Both male- and female- pattern hair loss arises through a progressive hair thinning. There are several tests that can lead to a precise diagnosis:

  • Dermoscopy: non-invasive in vivo technique that, thanks to a camera with high magnification, allows us to recognize the main features of androgenic alopecia and make a differential diagnosis distinguishing it from other scalp pathologies;
  • Pull test: easy semiological test. A small amount of hair is gently pulled by the hair specialist and according to the number of hairs that will come out and to their characteristics it is possible to make a diagnosis.
  • Wash test: patients can do this at home. They simply count the number of hairs that is lost during the cleansing process. It is normal to lose up to 100-150 hair strands per day.

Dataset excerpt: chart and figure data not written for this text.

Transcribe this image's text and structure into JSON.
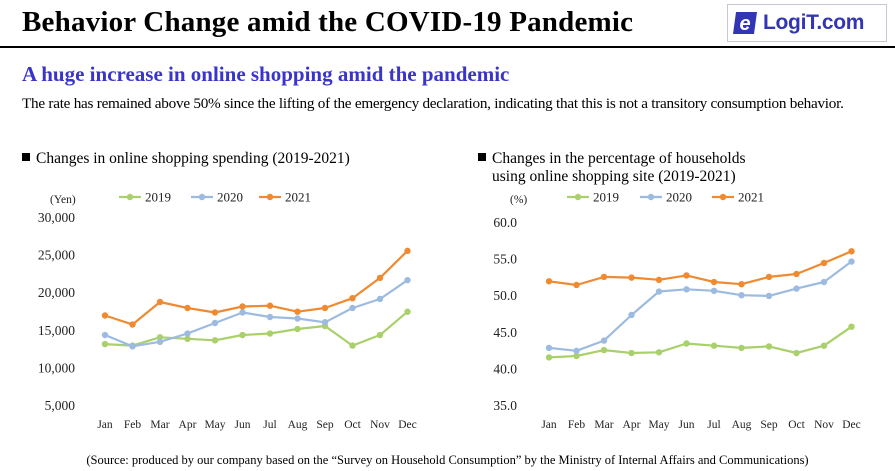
{
  "header": {
    "title": "Behavior Change amid the COVID-19 Pandemic",
    "logo_e": "e",
    "logo_text": "LogiT.com"
  },
  "subtitle": "A huge increase in online shopping amid the pandemic",
  "description": "The rate has remained above 50% since the lifting of the emergency declaration, indicating that this is not a transitory consumption behavior.",
  "source": "(Source: produced by our company based on the “Survey on Household Consumption” by the Ministry of Internal Affairs and Communications)",
  "colors": {
    "s2019": "#a9d06b",
    "s2020": "#9dbbe0",
    "s2021": "#ef8a31",
    "accent": "#3a35c8"
  },
  "chart_data": [
    {
      "type": "line",
      "heading": "Changes in online shopping spending (2019-2021)",
      "unit_label": "(Yen)",
      "categories": [
        "Jan",
        "Feb",
        "Mar",
        "Apr",
        "May",
        "Jun",
        "Jul",
        "Aug",
        "Sep",
        "Oct",
        "Nov",
        "Dec"
      ],
      "y_ticks": [
        "5,000",
        "10,000",
        "15,000",
        "20,000",
        "25,000",
        "30,000"
      ],
      "ylim": [
        3000,
        30000
      ],
      "legend_position": "top",
      "grid": false,
      "series": [
        {
          "name": "2019",
          "color": "#a9d06b",
          "values": [
            13100,
            12900,
            14000,
            13800,
            13600,
            14300,
            14500,
            15100,
            15500,
            12900,
            14300,
            17400
          ]
        },
        {
          "name": "2020",
          "color": "#9dbbe0",
          "values": [
            14300,
            12800,
            13400,
            14500,
            15900,
            17300,
            16700,
            16500,
            16000,
            17900,
            19100,
            21600
          ]
        },
        {
          "name": "2021",
          "color": "#ef8a31",
          "values": [
            16900,
            15700,
            18700,
            17900,
            17300,
            18100,
            18200,
            17400,
            17900,
            19200,
            21900,
            25500
          ]
        }
      ]
    },
    {
      "type": "line",
      "heading_line1": "Changes in the percentage of households",
      "heading_line2": "using online shopping site (2019-2021)",
      "unit_label": "(%)",
      "categories": [
        "Jan",
        "Feb",
        "Mar",
        "Apr",
        "May",
        "Jun",
        "Jul",
        "Aug",
        "Sep",
        "Oct",
        "Nov",
        "Dec"
      ],
      "y_ticks": [
        "35.0",
        "40.0",
        "45.0",
        "50.0",
        "55.0",
        "60.0"
      ],
      "ylim": [
        35,
        60
      ],
      "legend_position": "top",
      "grid": false,
      "series": [
        {
          "name": "2019",
          "color": "#a9d06b",
          "values": [
            41.5,
            41.7,
            42.5,
            42.1,
            42.2,
            43.4,
            43.1,
            42.8,
            43.0,
            42.1,
            43.1,
            45.7
          ]
        },
        {
          "name": "2020",
          "color": "#9dbbe0",
          "values": [
            42.8,
            42.4,
            43.8,
            47.3,
            50.5,
            50.8,
            50.6,
            50.0,
            49.9,
            50.9,
            51.8,
            54.6
          ]
        },
        {
          "name": "2021",
          "color": "#ef8a31",
          "values": [
            51.9,
            51.4,
            52.5,
            52.4,
            52.1,
            52.7,
            51.8,
            51.5,
            52.5,
            52.9,
            54.4,
            56.0
          ]
        }
      ]
    }
  ]
}
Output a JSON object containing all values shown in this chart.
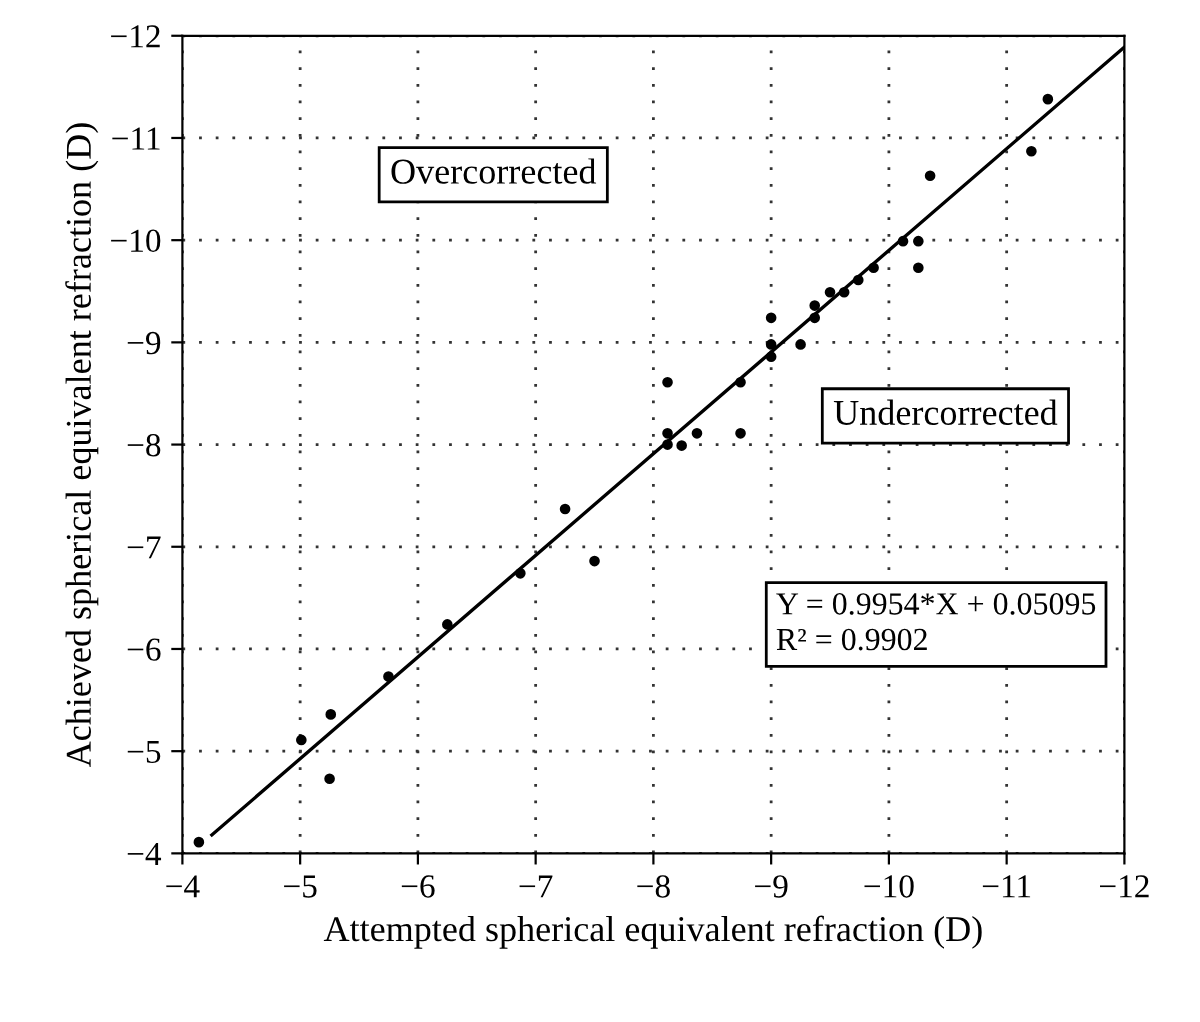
{
  "chart_data": {
    "type": "scatter",
    "xlabel": "Attempted spherical equivalent refraction (D)",
    "ylabel": "Achieved spherical equivalent refraction (D)",
    "xlim": [
      -4,
      -12
    ],
    "ylim": [
      -4,
      -12
    ],
    "xticks": [
      -4,
      -5,
      -6,
      -7,
      -8,
      -9,
      -10,
      -11,
      -12
    ],
    "yticks": [
      -4,
      -5,
      -6,
      -7,
      -8,
      -9,
      -10,
      -11,
      -12
    ],
    "grid": true,
    "marker": "circle",
    "series": [
      {
        "color": "#000000",
        "x": [
          -4.14,
          -5.01,
          -5.26,
          -5.25,
          -5.75,
          -6.25,
          -6.87,
          -7.25,
          -7.5,
          -8.12,
          -8.12,
          -8.12,
          -8.24,
          -8.37,
          -8.74,
          -8.74,
          -9.0,
          -9.0,
          -9.0,
          -9.25,
          -9.37,
          -9.37,
          -9.5,
          -9.62,
          -9.74,
          -9.87,
          -10.12,
          -10.25,
          -10.25,
          -10.35,
          -11.21,
          -11.35
        ],
        "values": [
          -4.11,
          -5.11,
          -5.36,
          -4.73,
          -5.73,
          -6.24,
          -6.74,
          -7.37,
          -6.86,
          -8.61,
          -8.11,
          -8.0,
          -7.99,
          -8.11,
          -8.61,
          -8.11,
          -9.24,
          -8.98,
          -8.86,
          -8.98,
          -9.24,
          -9.36,
          -9.49,
          -9.49,
          -9.61,
          -9.73,
          -9.99,
          -9.99,
          -9.73,
          -10.63,
          -10.87,
          -11.38
        ]
      },
      {
        "type": "line",
        "color": "#000000",
        "line_style": "solid",
        "marker": "none",
        "x": [
          -4.25,
          -12
        ],
        "values": [
          -4.18,
          -11.89
        ]
      }
    ],
    "annotations": [
      "Overcorrected",
      "Undercorrected",
      "Y = 0.9954*X + 0.05095\nR² = 0.9902"
    ]
  }
}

  • Hair mass index: calculated considering the amount of hair and their thickness. It is calculated thanks to a next generation test known as “Hair Check”. In a quick and non-invasive way it offers a parameter about the mass of the analysed area of the scalp.
  • Trichogram: semi-invasive method, not very popular anymore. Hair is pulled and analysed through an optical microscope. It is possible to calculate the percentage of hair in the anagen phase (growing phase) and telogen phase (resting phase).
  • Trichoscan: a computerized trichogram. The hair specialist chooses a small target area that is analysed by the computer. We are given several parameters and a picture of the progression over time.
  • Global photographs: it offers an overview, which is fundamental to evaluate the response to various therapies.